One way to do what you're trying to do, is to compare your data with the hypothesized distribution (Exponential, Poisson, ..) and see if you can make any conclusions based on that comparison.
Here is one approach:
- Figure out which distribution you want to compare against.
- For that distribution, identify what the relevant parameters are that completely describe that distribution.
- Usually it's the mean and variance. In the case of Poisson, the mean equals the variance so you only have 1 parameter to estimate, $\lambda$.
- Use your own data to estimate that parameter.
- For the Poisson, take the mean of your data. That will be the mean ($\lambda$) of the Poisson that you generate.
- Compare the generated values of the Poisson distribution to the values of your actual data.
- Usually compare means find the distance between the distribution. You can look up Kullback-Leiber divergence.
- A potentially simpler method would be to compare the distance between each point generated by your data and the corresponding point on the Poisson distribution.

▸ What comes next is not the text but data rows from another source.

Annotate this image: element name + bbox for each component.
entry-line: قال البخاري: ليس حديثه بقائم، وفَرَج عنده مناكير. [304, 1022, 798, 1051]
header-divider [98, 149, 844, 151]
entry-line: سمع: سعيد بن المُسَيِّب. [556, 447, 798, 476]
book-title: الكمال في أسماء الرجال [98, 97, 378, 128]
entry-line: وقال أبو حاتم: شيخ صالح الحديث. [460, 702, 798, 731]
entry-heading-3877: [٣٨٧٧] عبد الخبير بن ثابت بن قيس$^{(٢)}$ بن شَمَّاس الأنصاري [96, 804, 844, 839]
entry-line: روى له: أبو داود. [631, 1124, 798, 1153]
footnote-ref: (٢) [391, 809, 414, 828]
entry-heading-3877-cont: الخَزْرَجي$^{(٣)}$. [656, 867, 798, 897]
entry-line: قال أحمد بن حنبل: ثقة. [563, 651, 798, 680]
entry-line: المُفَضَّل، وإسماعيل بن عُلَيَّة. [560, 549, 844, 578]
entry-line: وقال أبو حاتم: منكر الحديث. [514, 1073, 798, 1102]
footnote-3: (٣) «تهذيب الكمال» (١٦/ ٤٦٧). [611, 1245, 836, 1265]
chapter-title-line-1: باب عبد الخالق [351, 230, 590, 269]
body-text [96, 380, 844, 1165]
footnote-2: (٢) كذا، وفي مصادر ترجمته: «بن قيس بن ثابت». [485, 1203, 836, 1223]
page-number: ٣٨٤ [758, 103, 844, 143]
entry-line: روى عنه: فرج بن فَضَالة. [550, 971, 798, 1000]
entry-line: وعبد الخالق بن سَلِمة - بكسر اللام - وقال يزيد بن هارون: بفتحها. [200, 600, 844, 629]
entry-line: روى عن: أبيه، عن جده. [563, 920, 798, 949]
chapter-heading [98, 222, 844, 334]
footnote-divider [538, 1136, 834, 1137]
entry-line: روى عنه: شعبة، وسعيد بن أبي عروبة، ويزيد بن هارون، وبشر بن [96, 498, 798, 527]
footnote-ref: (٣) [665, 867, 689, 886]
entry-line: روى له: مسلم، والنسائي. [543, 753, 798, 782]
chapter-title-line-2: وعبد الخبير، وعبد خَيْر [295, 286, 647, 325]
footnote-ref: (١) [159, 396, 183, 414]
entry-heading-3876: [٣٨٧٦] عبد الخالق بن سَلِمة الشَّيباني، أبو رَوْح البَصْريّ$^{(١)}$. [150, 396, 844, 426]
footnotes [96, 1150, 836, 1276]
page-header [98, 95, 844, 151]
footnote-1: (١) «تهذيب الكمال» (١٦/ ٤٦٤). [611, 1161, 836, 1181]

- To see if the difference is large enough to be statistically significant (and therefore you can make some determination on the distribution of your data) you can run a significant test, as was mentioned in the comments. Look up KS-test for more information. This method has flaws so make sure you understand what it's doing.
- If you don't understand significance testing, I recommend searching this forum for more information. There. Is. A lot.
- Check out scipy.stats.kstest for implementation details in Python.